In 2000, the National Institute of Standards and Technology concluded a competition to select the Advanced Encryption Standard. One of the requirements for candidates was randomness of output bits. The techniques used to evaluate symmetric block cipher randomness have not been extensively applied to hash functions.

In this study, we adapt a subset of the techniques used to analyze the randomness of AES candidate algorithms to study the randomness of the well-known MD5 hash function. Our approach uses high-density, lo- density, and chained-input methods to generate MD5 hashes. We concatenate these hash outputs and subjected them to multinomial distribution and close-point spatial tests. We iterated this approach over reduced-round versions of MD5. Our presentation includes specifications for the input methods, details on the statistical tests, and analysis of the statistical results.

Through statistical testing of concatenated MD5 hashes, we derive results that demonstrate a link between the performance of the concatenated hash bit sequences in our statistical testing and the number of hash rounds applied to the high-density and low-density input methods. Randomness is a desirable property for cryptographic hash functions. We present a new approach that facilitates the analysis and interpretation of hash functions for statistical randomness.

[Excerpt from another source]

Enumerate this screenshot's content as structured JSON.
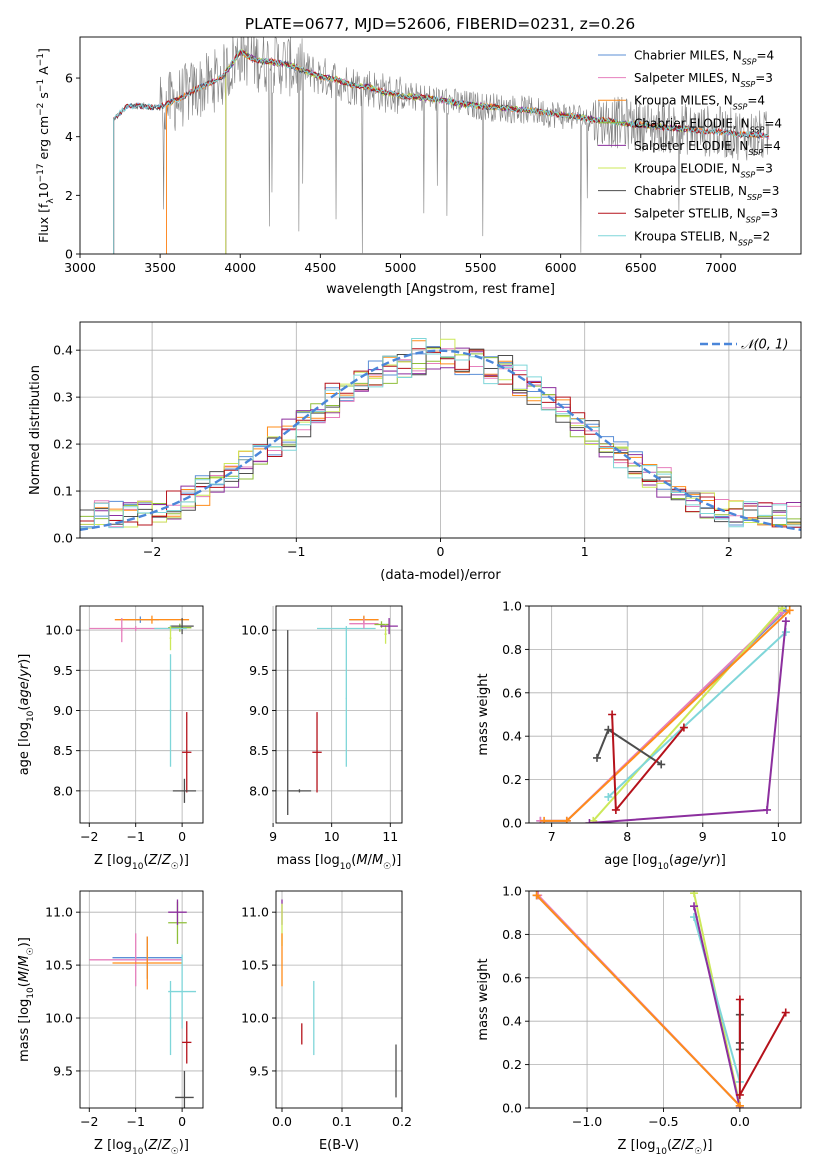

About the Speaker. Enis Golaszewski is a prospective PhD student in CS at UMBC, working with Dr. Alan T. Sherman. His research interests include the security of software-defined networks. He graduated from UMBC in CS in December 2015 and was a student in the fall 2015 INSuRE class. Email: <>

Host: Alan T. Sherman,

Design, Analysis and Security of Automotive Networks

Sekar Kulandaivel
University of Maryland, Baltimore County

2:00-3:30pm Friday, 29 April 2016, ITE 325b

As more electronic and wireless technologies permeate modern vehicles, understanding the design of an embedded automotive network becomes necessary to protect drivers from external agents with a malicious intent to disrupt onboard electronics. By analyzing the different types of automotive networks and current security issues that the industry faces, we will learn how intruders are able to access an automotive network, read data that streams from the connected nodes and inject potentially malicious messages. This presentation will cover the electrical design of automotive networks, the communication protocols between electronic control units, methods for analyzing network messages and a detailed overview of previous automotive attacks and current security issues.

Sekar Kulandaivel is a Meyerhoff Scholar and Computer Engineering undergraduate student at UMBC. He currently works on designing an intrusion detection system for automotive networks with Dr. Nilanjan Banerjee of the UMBC Eclipse Cluster. Sekar has had previous internships at MIT Lincoln Laboratory, Northrop Grumman Corporation and Johns Hopkins University. He will attend Carnegie Mellon University in Fall 2016 to pursue a PhD in Electrical and Computer Engineering with a focus in electric vehicle security.